Outside of being handed the check, few moments at a restaurant are more daunting than immediately after a sommelier or server pours the wine you’ve ordered and stands there expectantly, awaiting your judgment. The vast majority of patrons will accept it whether they like the wine or not, perhaps scared of looking silly or getting drawn into an uncomfortable conversation.

It’s an understandable impulse, but it puts both drinkers and conscientious wine professionals at a disadvantage. When you order wine in a restaurant, you are quite literally putting your money where your mouth is. A good sommelier wants you to be happy with your choice. Fortunately, there’s an art to speaking up.

A lot depends on why you’re refusing the wine. It almost goes without saying that if something is glaringly wrong with the wine, that’s a perfectly fine reason to send it back. Cork taint, which has a cardboard-y taste, is the most common flaw. If you detect any sort of wet newspaper notes, or suspect the wine might have cork taint, you should absolutely request a different bottle.

“If you are given the wine to taste, what are you looking for? You are looking for an obvious wine fault, and usually this means cork taint,” Jamie Goode, award-winning author and VinePair contributor, recently wrote. He notes that a variety of other, less obvious wine flaws like mousiness, excessive brett, or oxidation might also merit sending a bottle back, but can be difficult for many consumers to identify.

“What you are not doing is tasting the wine to see if it is just right for you tonight. The only acceptable reason to reject a wine is faultiness. Full stop,” Goode adds.

Others in the industry have a different, more democratic approach. Many working sommeliers have opened bottles with faulty corks that had, as a result, turned the wine to vinegar, or that had obviously oxidized far before their time. Other, older bottles might have foreign solids such as crumbly cork bits floating in them. Most restaurant professionals believe those bottles can and should be returned.

The stickier point comes when for whatever reason a guest or table is unsatisfied with a technically correct bottle. There are those who, like Goode, who operate from a “buyer beware” mindset. They believe that if you ordered it and don’t like it, that’s on you.

Cassandra Felix, head sommelier and beverage manager for Flagler’s Steakhouse at the Breakers in Palm Beach, Fla., feels differently. “We do not argue with the guest, ever,” she says. “If they’re unhappy or unsure, then I’ll taste the wine. I’ll inform them if I think the wine is fine, and if so, I’ll steer them towards another wine on the list. With a more expensive bottle, I’ll sometimes offer to double-decant it or to give it extra time to open up.”
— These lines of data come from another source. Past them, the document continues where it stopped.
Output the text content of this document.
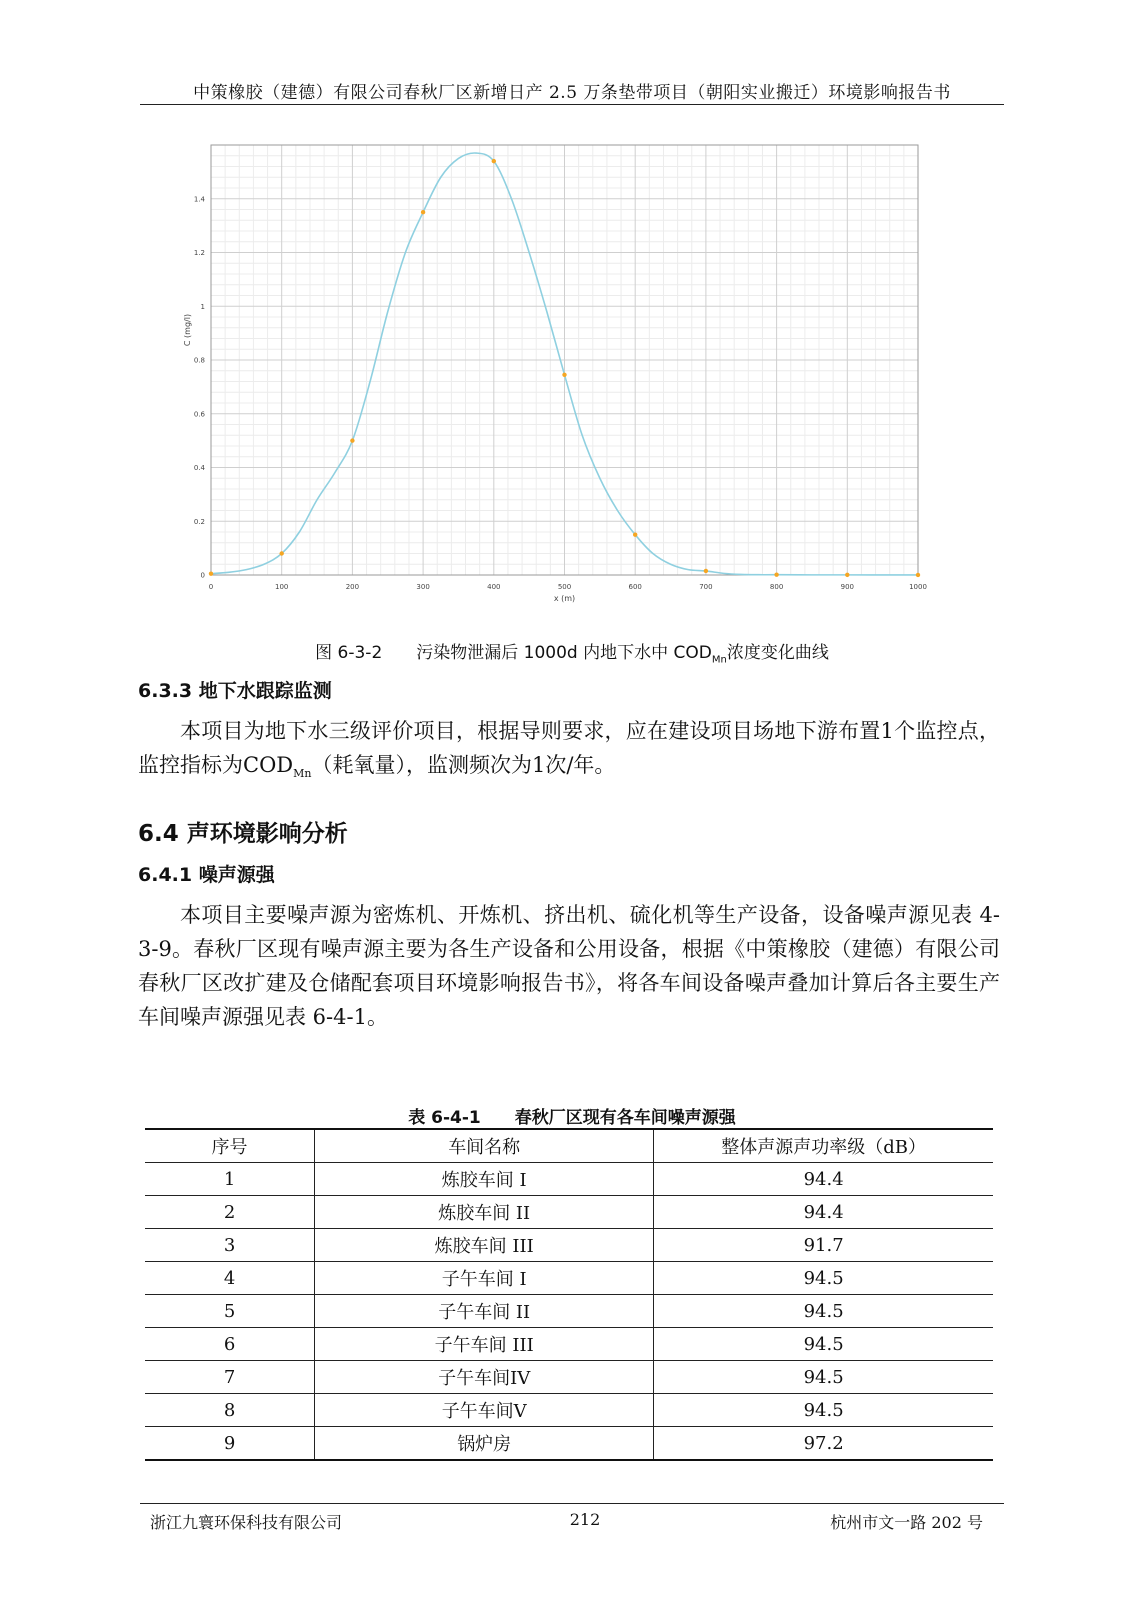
中策橡胶（建德）有限公司春秋厂区新增日产 2.5 万条垫带项目（朝阳实业搬迁）环境影响报告书
0	100	200	300	400	500	600	700	800	900	1000
0
0.2
0.4
0.6
0.8
1
1.2
1.4
x (m)
C (mg/l)
图 6-3-2　　 污染物泄漏后 1000d 内地下水中 $COD_{Mn}$浓度变化曲线
6.3.3 地下水跟踪监测
本项目为地下水三级评价项目，根据导则要求，应在建设项目场地下游布置1个监控点，监控指标为$COD_{Mn}$（耗氧量），监测频次为1次/年。
6.4 声环境影响分析
6.4.1 噪声源强
本项目主要噪声源为密炼机、开炼机、挤出机、硫化机等生产设备，设备噪声源见表 4-3-9。春秋厂区现有噪声源主要为各生产设备和公用设备，根据《中策橡胶（建德）有限公司春秋厂区改扩建及仓储配套项目环境影响报告书》，将各车间设备噪声叠加计算后各主要生产车间噪声源强见表 6-4-1。
表 6-4-1　　春秋厂区现有各车间噪声源强
序号	车间名称	整体声源声功率级（dB）
1	炼胶车间 I	94.4
2	炼胶车间 II	94.4
3	炼胶车间 III	91.7
4	子午车间 I	94.5
5	子午车间 II	94.5
6	子午车间 III	94.5
7	子午车间IV	94.5
8	子午车间V	94.5
9	锅炉房	97.2
浙江九寰环保科技有限公司	212	杭州市文一路 202 号
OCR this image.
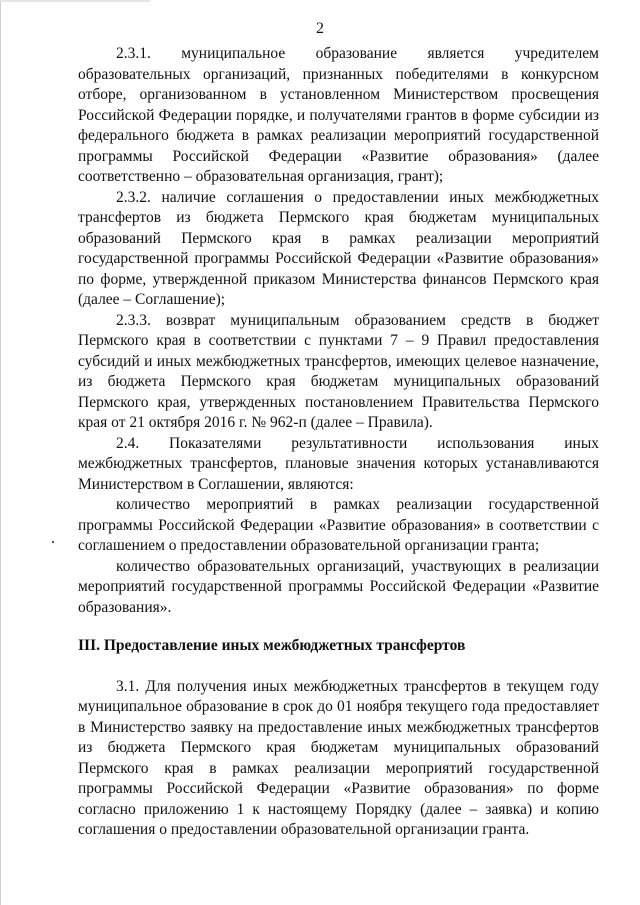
2

2.3.1. муниципальное образование является учредителем образовательных организаций, признанных победителями в конкурсном отборе, организованном в установленном Министерством просвещения Российской Федерации порядке, и получателями грантов в форме субсидии из федерального бюджета в рамках реализации мероприятий государственной программы Российской Федерации «Развитие образования» (далее соответственно – образовательная организация, грант);

2.3.2. наличие соглашения о предоставлении иных межбюджетных трансфертов из бюджета Пермского края бюджетам муниципальных образований Пермского края в рамках реализации мероприятий государственной программы Российской Федерации «Развитие образования» по форме, утвержденной приказом Министерства финансов Пермского края (далее – Соглашение);

2.3.3. возврат муниципальным образованием средств в бюджет Пермского края в соответствии с пунктами 7 – 9 Правил предоставления субсидий и иных межбюджетных трансфертов, имеющих целевое назначение, из бюджета Пермского края бюджетам муниципальных образований Пермского края, утвержденных постановлением Правительства Пермского края от 21 октября 2016 г. № 962-п (далее – Правила).

2.4. Показателями результативности использования иных межбюджетных трансфертов, плановые значения которых устанавливаются Министерством в Соглашении, являются:

количество мероприятий в рамках реализации государственной программы Российской Федерации «Развитие образования» в соответствии с соглашением о предоставлении образовательной организации гранта;

количество образовательных организаций, участвующих в реализации мероприятий государственной программы Российской Федерации «Развитие образования».

III. Предоставление иных межбюджетных трансфертов

3.1. Для получения иных межбюджетных трансфертов в текущем году муниципальное образование в срок до 01 ноября текущего года предоставляет в Министерство заявку на предоставление иных межбюджетных трансфертов из бюджета Пермского края бюджетам муниципальных образований Пермского края в рамках реализации мероприятий государственной программы Российской Федерации «Развитие образования» по форме согласно приложению 1 к настоящему Порядку (далее – заявка) и копию соглашения о предоставлении образовательной организации гранта.
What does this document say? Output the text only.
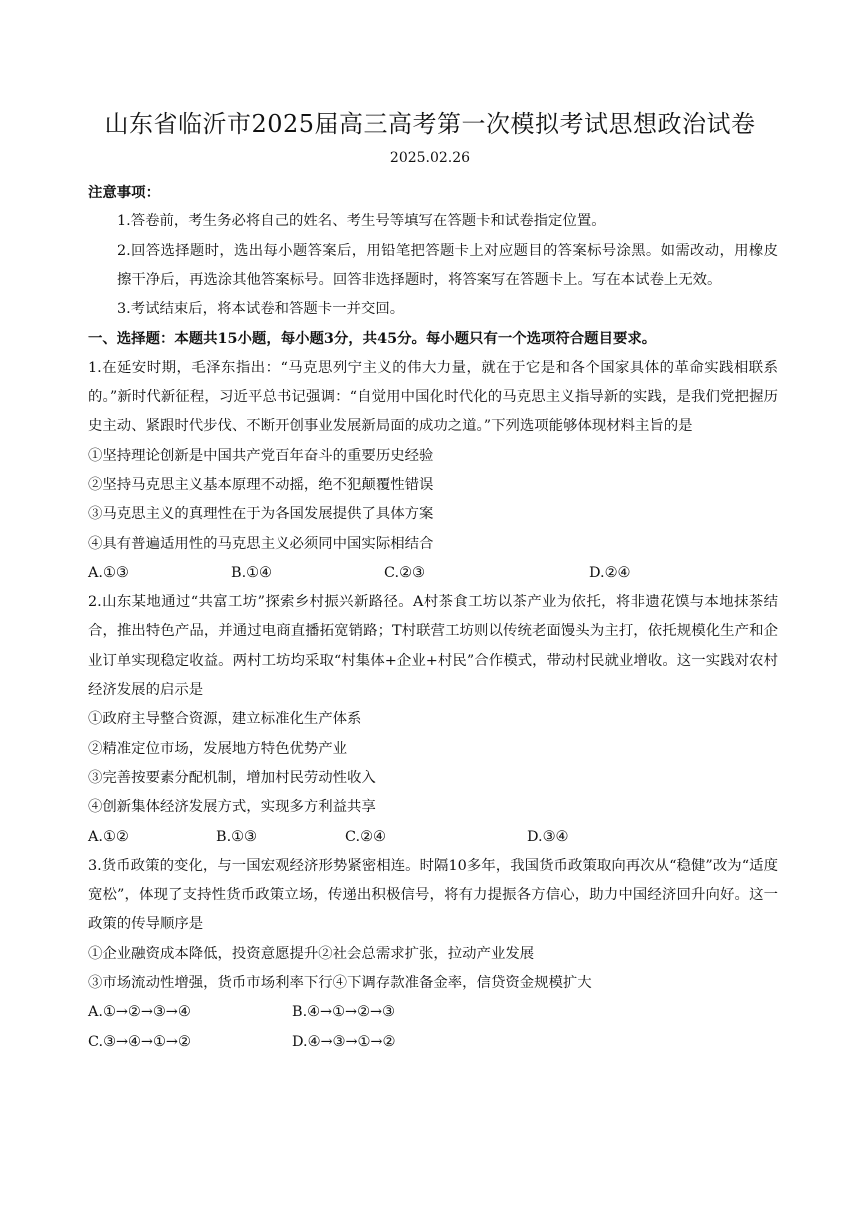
山东省临沂市2025届高三高考第一次模拟考试思想政治试卷
2025.02.26
注意事项：
1.答卷前，考生务必将自己的姓名、考生号等填写在答题卡和试卷指定位置。
2.回答选择题时，选出每小题答案后，用铅笔把答题卡上对应题目的答案标号涂黑。如需改动，用橡皮擦干净后，再选涂其他答案标号。回答非选择题时，将答案写在答题卡上。写在本试卷上无效。
3.考试结束后，将本试卷和答题卡一并交回。
一、选择题：本题共15小题，每小题3分，共45分。每小题只有一个选项符合题目要求。
1.在延安时期，毛泽东指出：“马克思列宁主义的伟大力量，就在于它是和各个国家具体的革命实践相联系的。”新时代新征程，习近平总书记强调：“自觉用中国化时代化的马克思主义指导新的实践，是我们党把握历史主动、紧跟时代步伐、不断开创事业发展新局面的成功之道。”下列选项能够体现材料主旨的是
①坚持理论创新是中国共产党百年奋斗的重要历史经验
②坚持马克思主义基本原理不动摇，绝不犯颠覆性错误
③马克思主义的真理性在于为各国发展提供了具体方案
④具有普遍适用性的马克思主义必须同中国实际相结合
A.①③	B.①④	C.②③	D.②④
2.山东某地通过“共富工坊”探索乡村振兴新路径。A村茶食工坊以茶产业为依托，将非遗花馍与本地抹茶结合，推出特色产品，并通过电商直播拓宽销路；T村联营工坊则以传统老面馒头为主打，依托规模化生产和企业订单实现稳定收益。两村工坊均采取“村集体+企业+村民”合作模式，带动村民就业增收。这一实践对农村经济发展的启示是
①政府主导整合资源，建立标准化生产体系
②精准定位市场，发展地方特色优势产业
③完善按要素分配机制，增加村民劳动性收入
④创新集体经济发展方式，实现多方利益共享
A.①②	B.①③	C.②④	D.③④
3.货币政策的变化，与一国宏观经济形势紧密相连。时隔10多年，我国货币政策取向再次从“稳健”改为“适度宽松”，体现了支持性货币政策立场，传递出积极信号，将有力提振各方信心，助力中国经济回升向好。这一政策的传导顺序是
①企业融资成本降低，投资意愿提升②社会总需求扩张，拉动产业发展
③市场流动性增强，货币市场利率下行④下调存款准备金率，信贷资金规模扩大
A.①→②→③→④	B.④→①→②→③
C.③→④→①→②	D.④→③→①→②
Even in cases where the bottle costs upwards of $1,000 or more, Felix won’t make a guest pay for a wine they don’t want. After all, that unwanted bottle of wine can still be put to good use. A thoughtful sommelier might use it as an education tool for their staff, or pour it by the glass in an attempt to recoup the purchase cost. They might even offer tastes as a treat to valued regulars or other noteworthy guests.

If for any reason you suspect something is wrong with the wine, ask your server or sommelier to smell and taste it for themselves. If the wine is indeed flawed, they should open another bottle for you, no questions asked. In almost all cases, when a wine has a flaw, the restaurant will be reimbursed by the producer or distributor.

Of course, even if there’s nothing technically wrong with the wine, it might not suit you. This presents an opportunity for you to explain why the wine doesn’t meet your needs. Politeness counts, as does clarity.

In cases where the server or sommelier made a recommendation, they should graciously offer you a different wine that suits your tastes. Good wine professionals will make a note of how their suggestion and your tastes failed to line up, and will use it to better their service going forward. They will hopefully offer another recommendation that better takes your tastes into account.

On the other hand, if you ordered something on your own, you should still feel comfortable expressing your dissatisfaction. In this case, however, be prepared for a bit more resistance, especially if your server or somm offered to help you make a selection. If you’re respectful, staff at a quality restaurant will almost always take the bottle back. They will prefer you leave happy, even if that means wasting some wine.

The last thing to do as a wine consumer is to spend a bit of time thinking about your own tastes and preferences. One of the most powerful questions a sommelier might ask is, “What do you usually like to drink?” Those who can answer that question with specifics tend to get better, or at least more personalized recommendations than those who can’t. So, “Pinot Noir from Oregon or Burgundy” is a much clearer answer than “Pinot Noir.”

Similarly, spend a moment or two considering your price range, and how interested you are in trying something new. There’s zero shame in wanting a wine that fits your budget, or to have an old standby. Communicating that ahead of time will help avoid unpleasant moments.

If the dreaded moment does occur, however, and you truly dislike the bottle you’re tasting, stop fretting. Send back the wine. Do it gracefully and politely, and you’ll not only have a better drinking experience, but you’ll help remove some of the tension that surrounds the tableside tasting ritual.